Launching as a pilot, it will allow Oxfordshire County Council and Oxford City Council to gain useful insights before introducing a larger ZEZ covering most of Oxford city centre next year, subject to further public consultation.
The ZEZ pilot will operate from 7am to 7pm all year round, with all petrol and diesel vehicles, including hybrids, incurring a daily charge unless eligible for a discount or exemption.
However, zero emission vehicles, such as electric cars, can enter the pilot area free of charge.
The charge will vary from £2 to £10 per day, depending on the emission levels of the vehicle, with automatic number plate recognition (ANPR) cameras being installed to enforce the zone.
A range of exemptions and discounts are available for businesses and residents in the zone.
Commenting, Oxfordshire County Council’s Cabinet Member for Travel and Development Strategy, Councillor Duncan Enright said:
“The ZEZ pilot is a very important step towards our aim of moving towards a zero-carbon transport system in the county.
“I want to thank all the residents and businesses who sent us their feedback and worked with us as we developed the pilot. Over the next year, we will learn from this pilot and continue working with our communities before expanding the ZEZ.
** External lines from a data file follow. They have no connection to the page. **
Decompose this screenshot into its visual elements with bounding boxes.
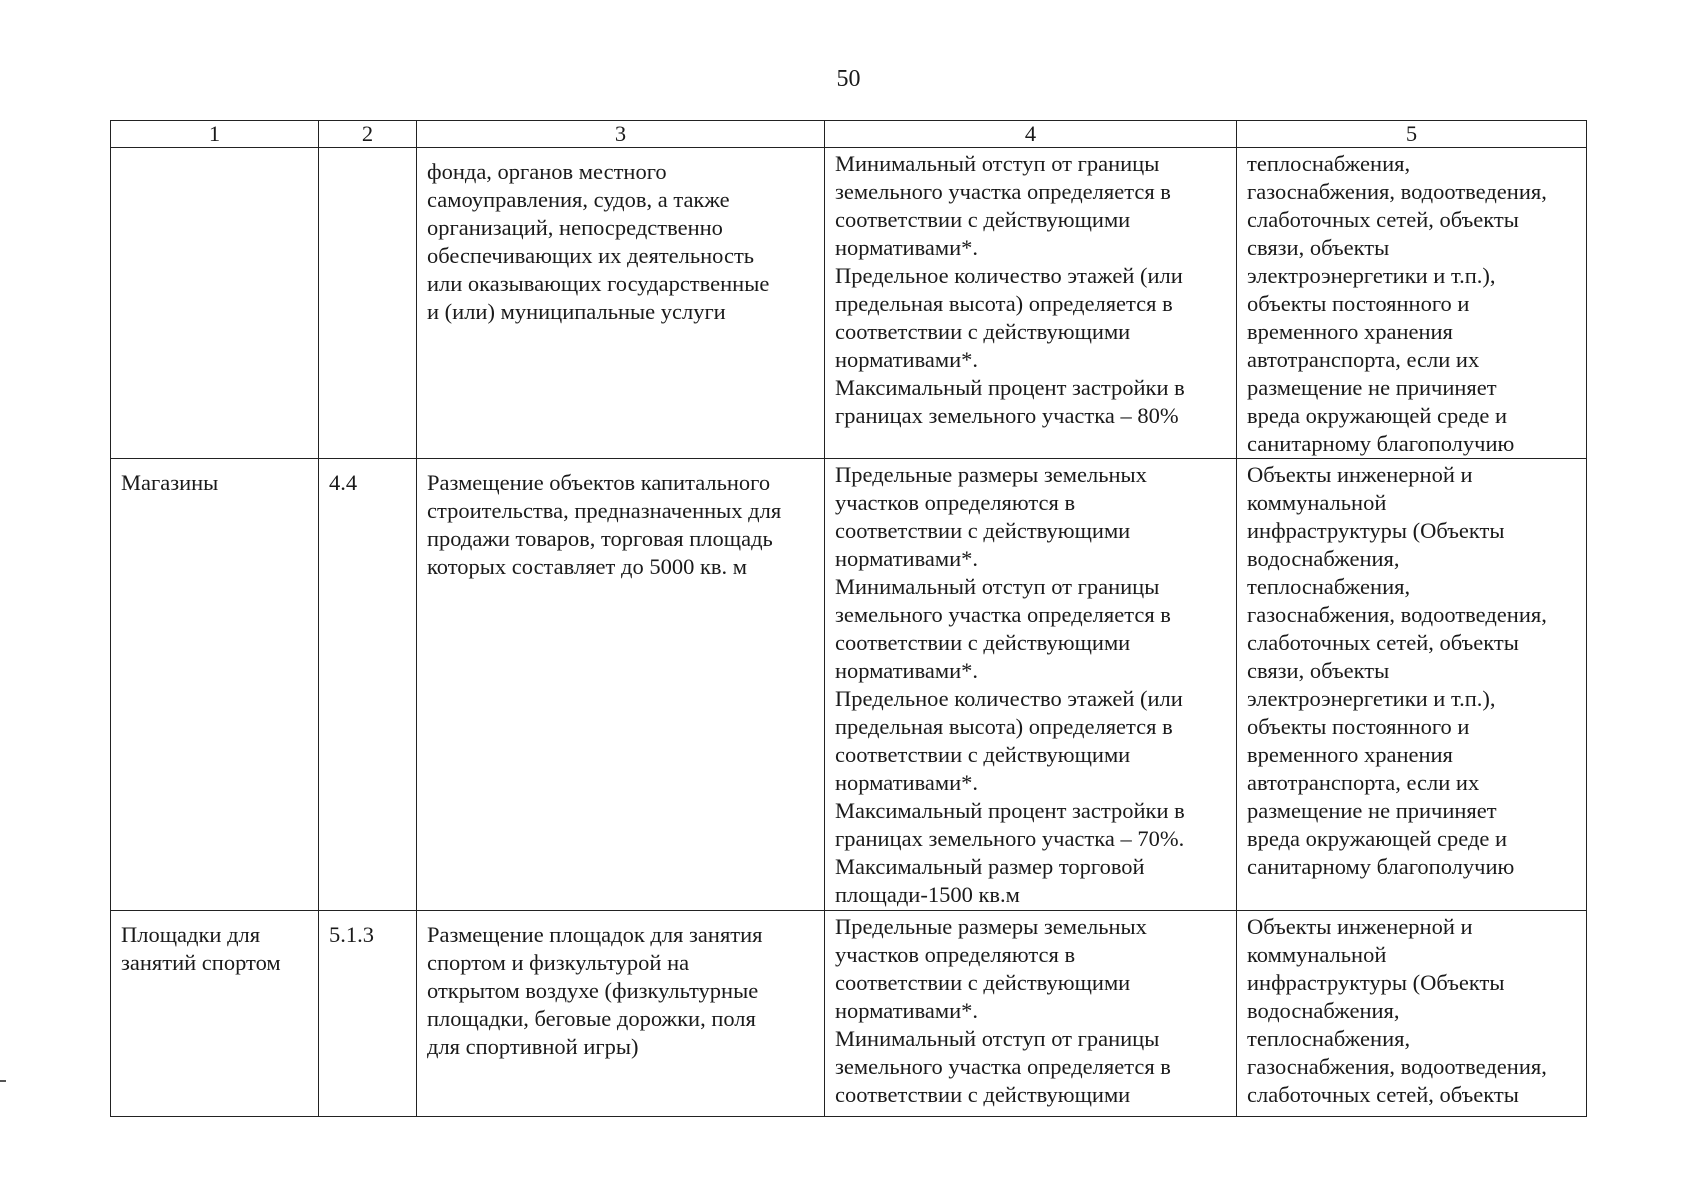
use-code-cell: 4.4 (319, 459, 417, 911)
use-name-cell: Площадки для занятий спортом (111, 911, 319, 1117)
use-code-cell: 5.1.3 (319, 911, 417, 1117)
table-row (111, 459, 1587, 911)
table-header-row (111, 121, 1587, 148)
auxiliary-uses-cell: Объекты инженерной и коммунальной инфраструктуры (Объекты водоснабжения, теплоснабжения, газоснабжения, водоотведения, слаботочных сетей, объекты связи, объекты электроэнергетики и т.п.), объекты постоянного и временного хранения автотранспорта, если их размещение не причиняет вреда окружающей среде и санитарному благополучию (1237, 459, 1587, 911)
table-row (111, 148, 1587, 459)
table-row (111, 911, 1587, 1117)
auxiliary-uses-cell: Объекты инженерной и коммунальной инфраструктуры (Объекты водоснабжения, теплоснабжения, газоснабжения, водоотведения, слаботочных сетей, объекты (1237, 911, 1587, 1117)
use-code-cell (319, 148, 417, 459)
auxiliary-uses-cell: теплоснабжения, газоснабжения, водоотведения, слаботочных сетей, объекты связи, объекты электроэнергетики и т.п.), объекты постоянного и временного хранения автотранспорта, если их размещение не причиняет вреда окружающей среде и санитарному благополучию (1237, 148, 1587, 459)
zoning-table (110, 120, 1587, 1117)
column-header-5: 5 (1237, 121, 1587, 148)
column-header-2: 2 (319, 121, 417, 148)
parameters-cell: Минимальный отступ от границы земельного участка определяется в соответствии с действующими нормативами*. Предельное количество этажей (или предельная высота) определяется в соответствии с действующими нормативами*. Максимальный процент застройки в границах земельного участка – 80% (825, 148, 1237, 459)
use-description-cell: фонда, органов местного самоуправления, судов, а также организаций, непосредственно обеспечивающих их деятельность или оказывающих государственные и (или) муниципальные услуги (417, 148, 825, 459)
column-header-1: 1 (111, 121, 319, 148)
column-header-4: 4 (825, 121, 1237, 148)
scan-margin-mark (0, 1080, 6, 1082)
parameters-cell: Предельные размеры земельных участков определяются в соответствии с действующими нормативами*. Минимальный отступ от границы земельного участка определяется в соответствии с действующими нормативами*. Предельное количество этажей (или предельная высота) определяется в соответствии с действующими нормативами*. Максимальный процент застройки в границах земельного участка – 70%. Максимальный размер торговой площади-1500 кв.м (825, 459, 1237, 911)
use-name-cell: Магазины (111, 459, 319, 911)
use-name-cell (111, 148, 319, 459)
column-header-3: 3 (417, 121, 825, 148)
parameters-cell: Предельные размеры земельных участков определяются в соответствии с действующими нормативами*. Минимальный отступ от границы земельного участка определяется в соответствии с действующими (825, 911, 1237, 1117)
page-number: 50 (836, 66, 861, 92)
use-description-cell: Размещение объектов капитального строительства, предназначенных для продажи товаров, торговая площадь которых составляет до 5000 кв. м (417, 459, 825, 911)
use-description-cell: Размещение площадок для занятия спортом и физкультурой на открытом воздухе (физкультурные площадки, беговые дорожки, поля для спортивной игры) (417, 911, 825, 1117)
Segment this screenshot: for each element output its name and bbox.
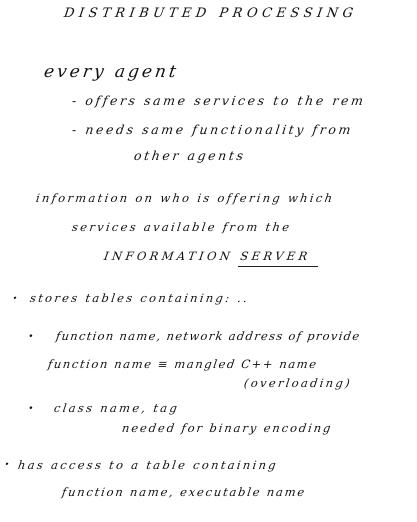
bullet-class-name: • xyxy=(27,404,37,414)
bullet-stores-tables: · xyxy=(10,288,22,309)
information-server-underline xyxy=(238,266,318,267)
note-line-every-agent: every agent xyxy=(42,62,181,82)
note-line-other-agents: other agents xyxy=(133,148,247,163)
note-line-class-name: class name, tag xyxy=(53,401,181,415)
note-line-executable-name: function name, executable name xyxy=(61,485,308,499)
bullet-function-name: • xyxy=(27,332,37,342)
page-title: DISTRIBUTED PROCESSING xyxy=(62,6,359,21)
note-line-stores-tables: stores tables containing: .. xyxy=(29,291,251,305)
note-line-mangled-name: function name ≡ mangled C++ name xyxy=(47,357,319,371)
note-line-overloading: (overloading) xyxy=(243,376,353,390)
note-line-has-access: has access to a table containing xyxy=(17,458,279,472)
note-line-information-server: INFORMATION SERVER xyxy=(103,249,312,263)
note-line-services-available: services available from the xyxy=(71,220,293,234)
note-line-offers-services: - offers same services to the rem xyxy=(71,93,367,108)
bullet-has-access: · xyxy=(2,454,14,475)
note-line-function-network: function name, network address of provide xyxy=(55,329,362,343)
note-line-binary-encoding: needed for binary encoding xyxy=(121,421,334,435)
note-line-needs-functionality: - needs same functionality from xyxy=(71,122,355,137)
note-line-information-who: information on who is offering which xyxy=(35,191,336,205)
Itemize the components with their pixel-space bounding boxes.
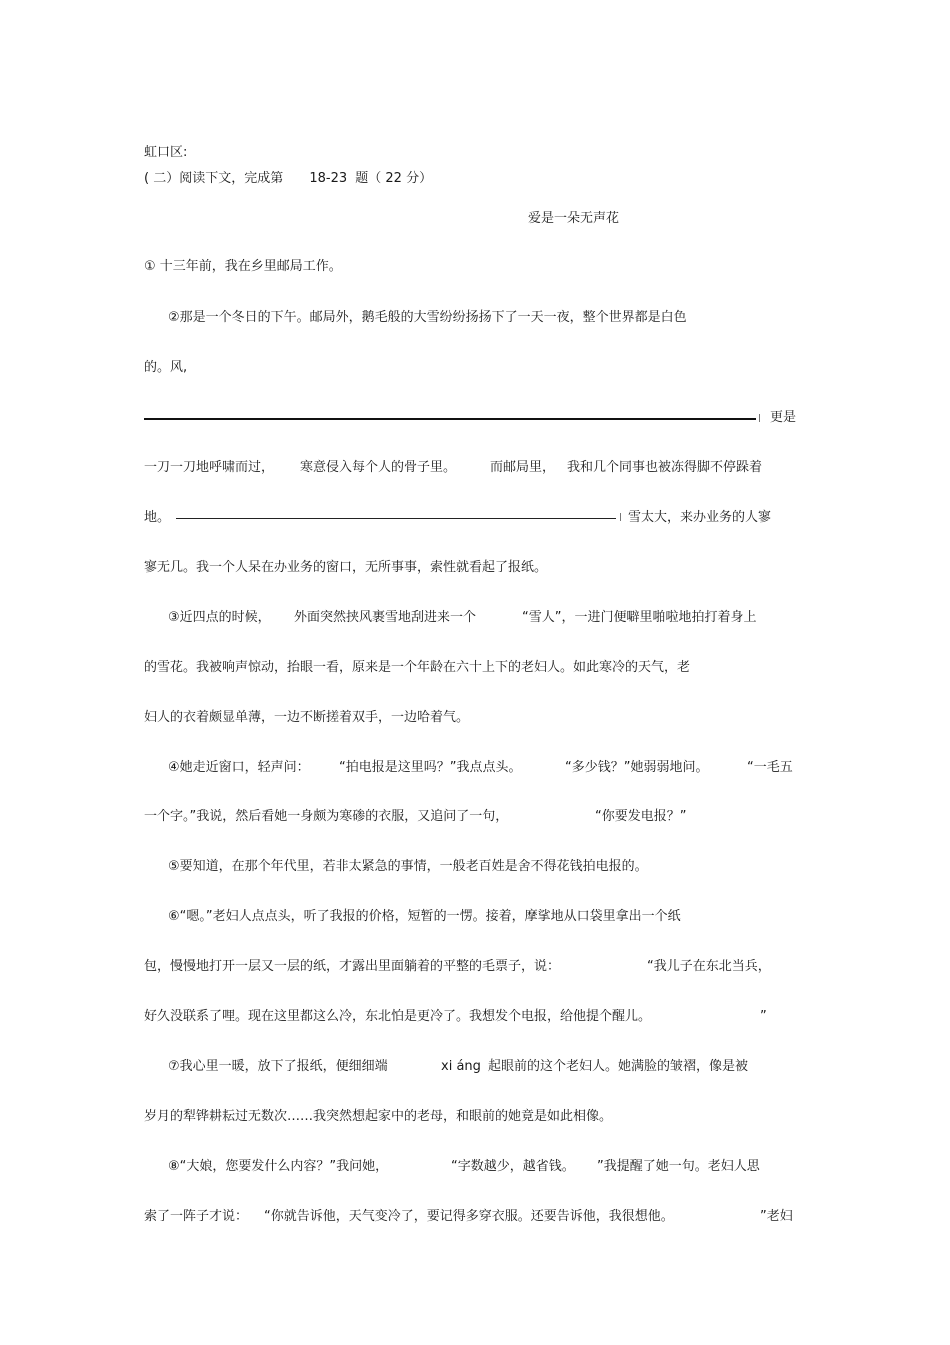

“Poor air quality is a public health risk for everyone. The ZEZ will reduce toxic air pollution in our city and while making Oxford a safer, cleaner and better place for people who live and work here and for those who visit.”
Oxford City Council’s Deputy Leader and Cabinet Member for Green Transport and Zero Carbon Oxford, Councillor Tom Hayes added:
“The start of the Zero Emission Zone pilot is a landmark event for the city of Oxford and our journey to tackle toxic air pollution and reduce our carbon emissions.
“For five years, the city council and I have been engaging with businesses and citizens to develop the Zero Emission Zone and I want to thank everyone for sharing their passion for cleaner air and knowledge about how to pragmatically achieve it.
“We will be using the learnings from this pilot to inform the expansion of the zone to the wider city centre in 2023.”
From today, ZEZ charges for driving a polluting vehicle can be paid up to six days in advance, on the day the vehicle is driven in the zone and up to six days after it has been inside the zone.
Funds raised by the ZEZ will be used to cover the implementation and running costs of the scheme.
Any remaining funds will be used to help residents and businesses make the transition to zero emission vehicles and on other schemes that promote zero and low emission transport in the city.
Transport emissions currently account for 17% of greenhouse gas emissions in Oxford, with air pollution levels in the city plateauing in the last few years following a period of significant improvements in air quality.
The authority said the improvements were partly due to the introduction of a Low Emission Zone (LEZ) for buses in 2014, as well as government funding to install cleaner bus engines.
The ZEZ pilot and its expansion into a larger area offers the opportunity to ensure a further reduction in air pollution levels, the council said.